Enviada em 30/09/2021

De acordo com a Constituição Brasileira de 1988, todos são iguais perante a lei e têm diversos direitos garantidos, sendo a liberdade um deles. Infelizmente, quando se trata de assuntos, como maternidade, essa liberdade é ameaçada, visto que mulheres que não querem passar por esse processo sofrem repressão social e enfrentam dificuldades tanto legais quanto questionamentos de profissionais para aplicação de metódos que assegurem esse desejo.

Antigamente, as mulheres eram tinham a função de servir ao marido e dar lhe filhos, principalmente homens. A série"Bridgerton" transmitida pela Netflix, traz a história de uma família, que têm meninas na idade de serem apresentadas para alta sociedade e consequentemente achar um pretendente, mostrando esse papel da mulher de crescer, casar e ter filhos, mas uma das meninas sonha alto, quer ser escritora e não seguir essa vida que todas ao seu redor tem. Fora das telas, hoje em dia, essa situação melhorou, as mulheres podem escolher fazer faculdade, trabalhar, casar ou ficar solteira; entretanto, as crenças de que é preciso casar e construir uma família ainda são fortes, visto que as mulheres que discordam  da maternidade sofrem pressão social, são muito  questionadas por familiares, amigos e até profissionais da saúde. Além disso, desde pequenas meninas convivem com uma construção de maternidade, ao serem influenciadas a serem mães de bonecas, entre outras atitudes que moldam o seguimento da “ordem natural das coisas”.

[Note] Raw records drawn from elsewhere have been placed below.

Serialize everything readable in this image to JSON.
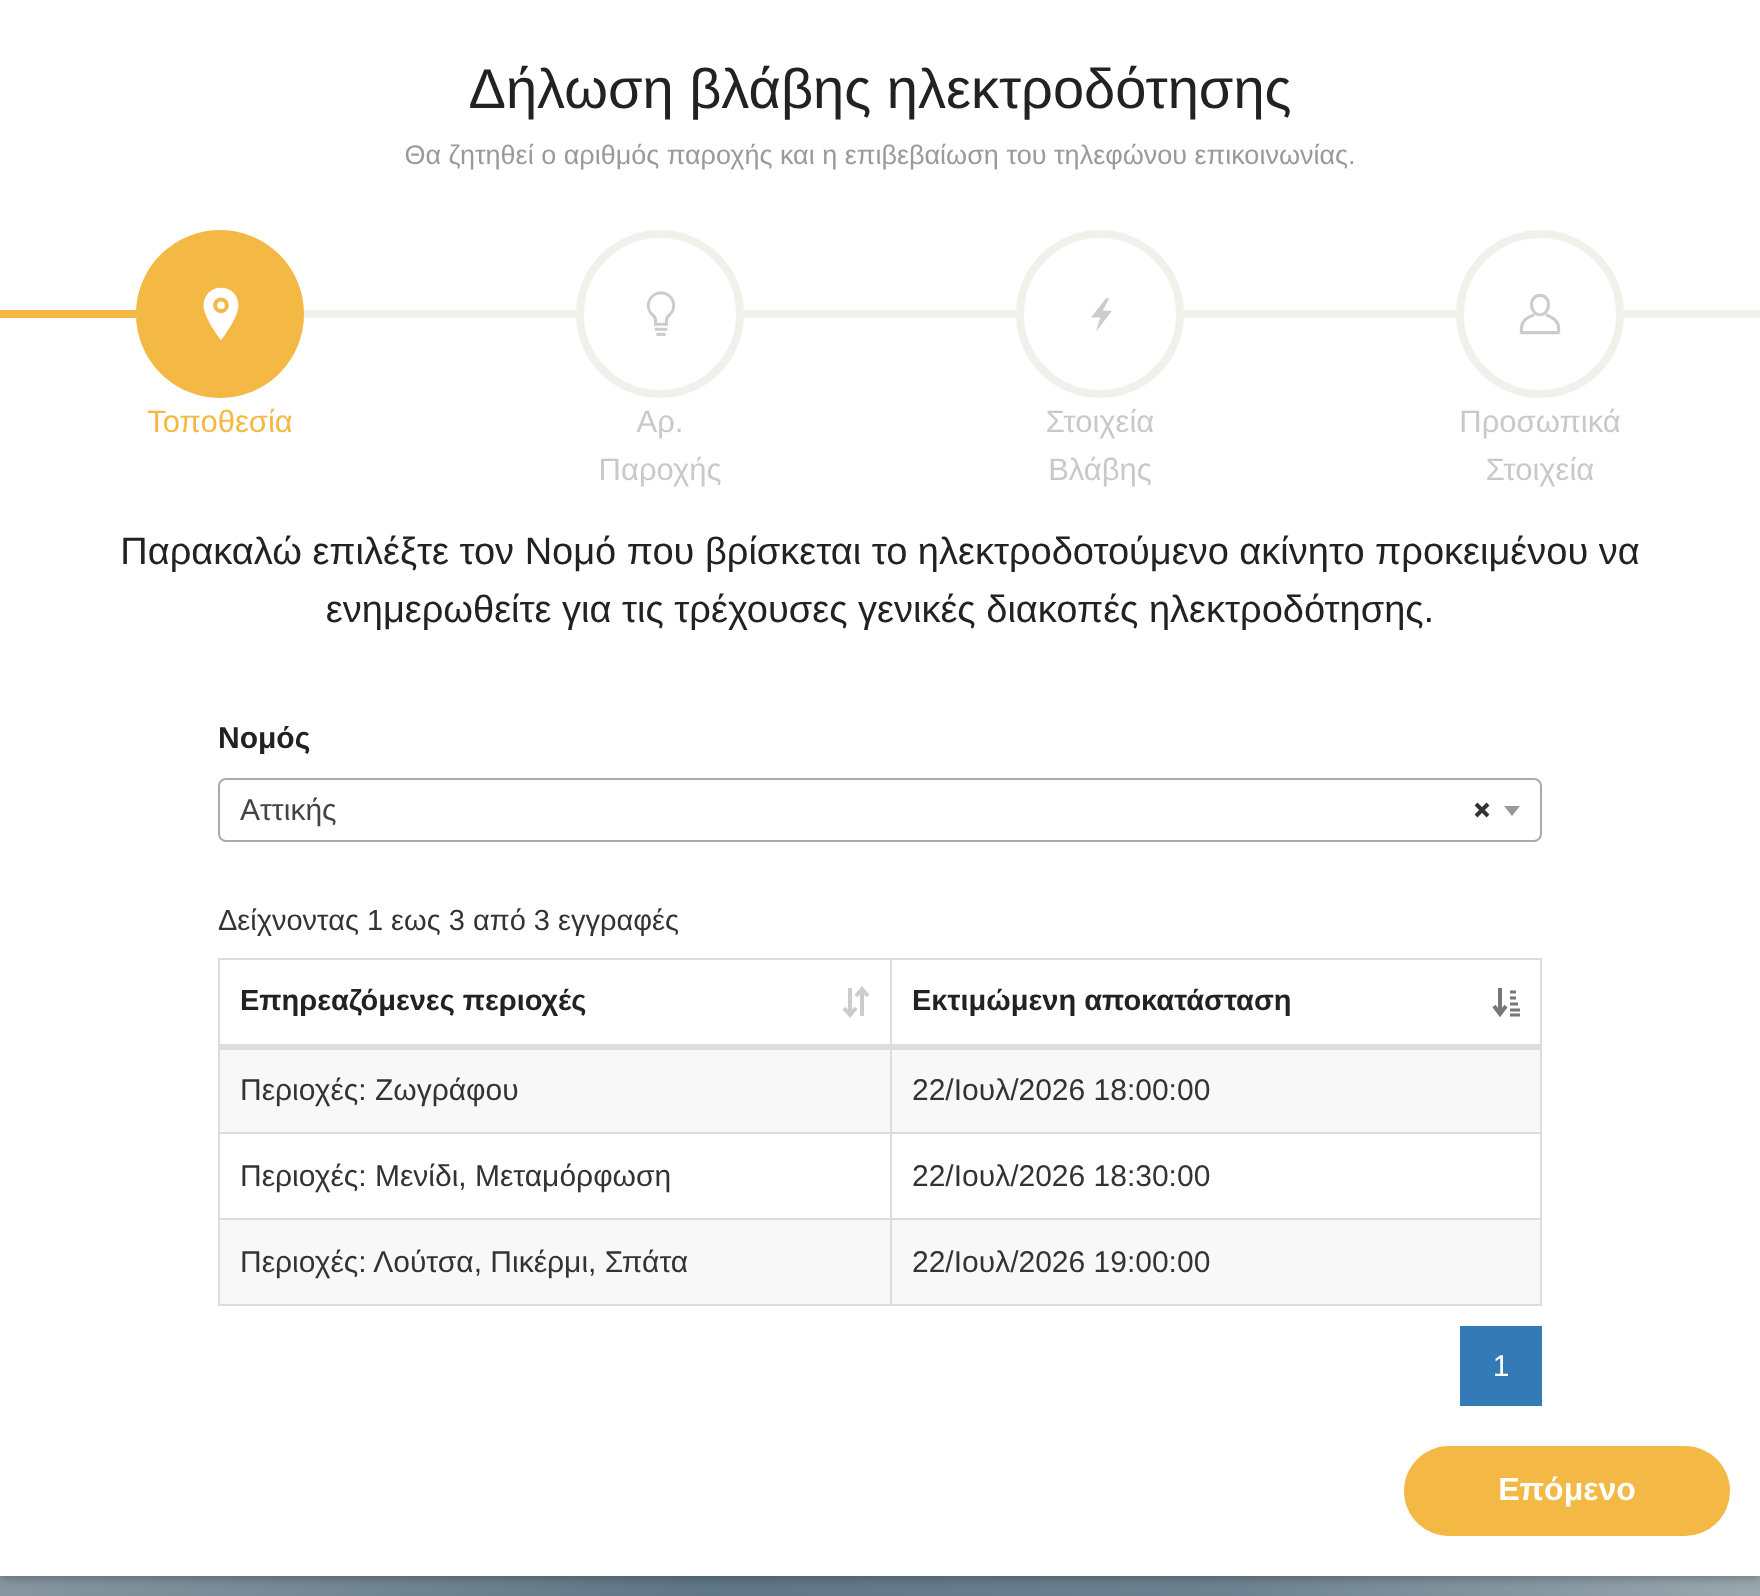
{
  "header": {
    "title": "Δήλωση βλάβης ηλεκτροδότησης",
    "subtitle": "Θα ζητηθεί ο αριθμός παροχής και η επιβεβαίωση του τηλεφώνου επικοινωνίας."
  },
  "steps": [
    {
      "label": "Τοποθεσία",
      "selected": true
    },
    {
      "label": "Αρ. Παροχής",
      "selected": false
    },
    {
      "label": "Στοιχεία Βλάβης",
      "selected": false
    },
    {
      "label": "Προσωπικά Στοιχεία",
      "selected": false
    }
  ],
  "instructions": "Παρακαλώ επιλέξτε τον Νομό που βρίσκεται το ηλεκτροδοτούμενο ακίνητο προκειμένου να ενημερωθείτε για τις τρέχουσες γενικές διακοπές ηλεκτροδότησης.",
  "county_field": {
    "label": "Νομός",
    "value": "Αττικής"
  },
  "table": {
    "info": "Δείχνοντας 1 εως 3 από 3 εγγραφές",
    "columns": [
      {
        "label": "Επηρεαζόμενες περιοχές",
        "sorted": false
      },
      {
        "label": "Εκτιμώμενη αποκατάσταση",
        "sorted": true
      }
    ],
    "rows": [
      [
        "Περιοχές: Ζωγράφου",
        "22/Ιουλ/2026 18:00:00"
      ],
      [
        "Περιοχές: Μενίδι, Μεταμόρφωση",
        "22/Ιουλ/2026 18:30:00"
      ],
      [
        "Περιοχές: Λούτσα, Πικέρμι, Σπάτα",
        "22/Ιουλ/2026 19:00:00"
      ]
    ]
  },
  "pagination": [
    {
      "label": "1",
      "selected": true
    }
  ],
  "next_button": "Επόμενο"
}
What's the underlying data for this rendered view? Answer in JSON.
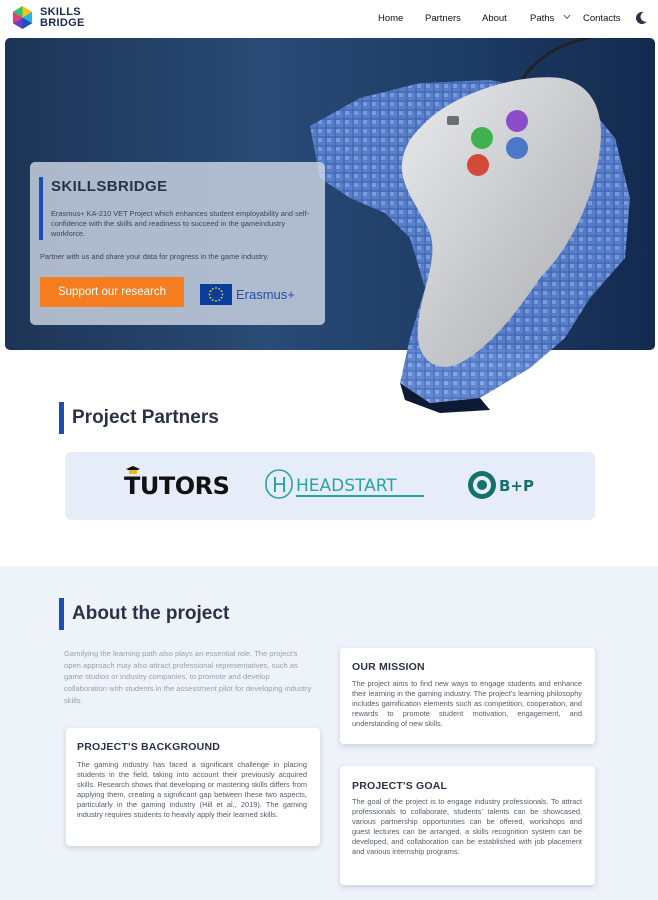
{
  "brand": {
    "line1": "SKILLS",
    "line2": "BRIDGE"
  },
  "nav": {
    "items": [
      {
        "label": "Home"
      },
      {
        "label": "Partners"
      },
      {
        "label": "About"
      },
      {
        "label": "Paths"
      },
      {
        "label": "Contacts"
      }
    ]
  },
  "hero": {
    "title": "SKILLSBRIDGE",
    "description": "Erasmus+ KA-210 VET Project which enhances student employability and self-confidence with the skills and readiness to succeed in the gameindustry workforce.",
    "partner_line": "Partner with us and share your data for progress in the game industry.",
    "cta_label": "Support our research",
    "erasmus_label": "Erasmus+"
  },
  "partners": {
    "title": "Project Partners",
    "logos": [
      {
        "name": "TUTORS"
      },
      {
        "name": "HEADSTART"
      },
      {
        "name": "B+P"
      }
    ]
  },
  "about": {
    "title": "About the project",
    "intro": "Gamifying the learning path also plays an essential role. The project's open approach may also attract professional representatives, such as game studios or industry companies, to promote and develop collaboration with students in the assessment pilot for developing industry skills.",
    "background": {
      "title": "PROJECT'S BACKGROUND",
      "text": "The gaming industry has faced a significant challenge in placing students in the field, taking into account their previously acquired skills. Research shows that developing or mastering skills differs from applying them, creating a significant gap between these two aspects, particularly in the gaming industry (Hill et al., 2019). The gaming industry requires students to heavily apply their learned skills."
    },
    "mission": {
      "title": "OUR MISSION",
      "text": "The project aims to find new ways to engage students and enhance their learning in the gaming industry. The project's learning philosophy includes gamification elements such as competition, cooperation, and rewards to promote student motivation, engagement, and understanding of new skills."
    },
    "goal": {
      "title": "PROJECT'S GOAL",
      "text": "The goal of the project is to engage industry professionals. To attract professionals to collaborate, students' talents can be showcased, various partnership opportunities can be offered, workshops and guest lectures can be arranged, a skills recognition system can be developed, and collaboration can be established with job placement and various internship programs."
    }
  },
  "colors": {
    "accent": "#1a4eb8",
    "cta": "#f47d1f",
    "hero_bg": "#1d3456",
    "text_dark": "#2a3346"
  }
}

Logo, a maternidade compulsória no Brasil, é o retrato de um país, que ainda carrega crenças conservadoras e hábitos machistas, sendo esse assunto muito necessário, no entanto, pouco discutido entre famílias, uma vez que mulheres que não querem ser mãe continuam sofrendo preconceito e enfrentando barreiras. Por exemplo, para fazer uma laqueadura ou uma vasectomia, procedimentos que impedem uma gestação, há obrigatoriedade legal da autorização do cônjuge, porém na prática mulheres tem maior dificuldade para ter acesso a esse procedimento. Lamentavelmente,muitas tornam-se mães não por desejo, mas para agradar o parceiro. Por isso, é preciso haver uma educação social sexual para desconstruir esse preconceito , essa crença de papel feminino na sociedade e melhorar as leis para proteger a liberdade de escolha das mulheres.

Portanto, o Poder Executivo deve flexibilizar leis, como a mencionada do procedimento que obriga o consentimento do parceiro e  elaborar, junto ao Ministério da Saúde, projetos de educação sexual, feito por alunos da área da saúde, por meio de rodas de conversa com a comunidade escolar e lives nas redes sociais. Dessa forma, busca-se atingir maior público possível, propiciando educação, desconstruindo crenças e orientando as mulheres na certeza do desejo e assim apoiá-las na escolha.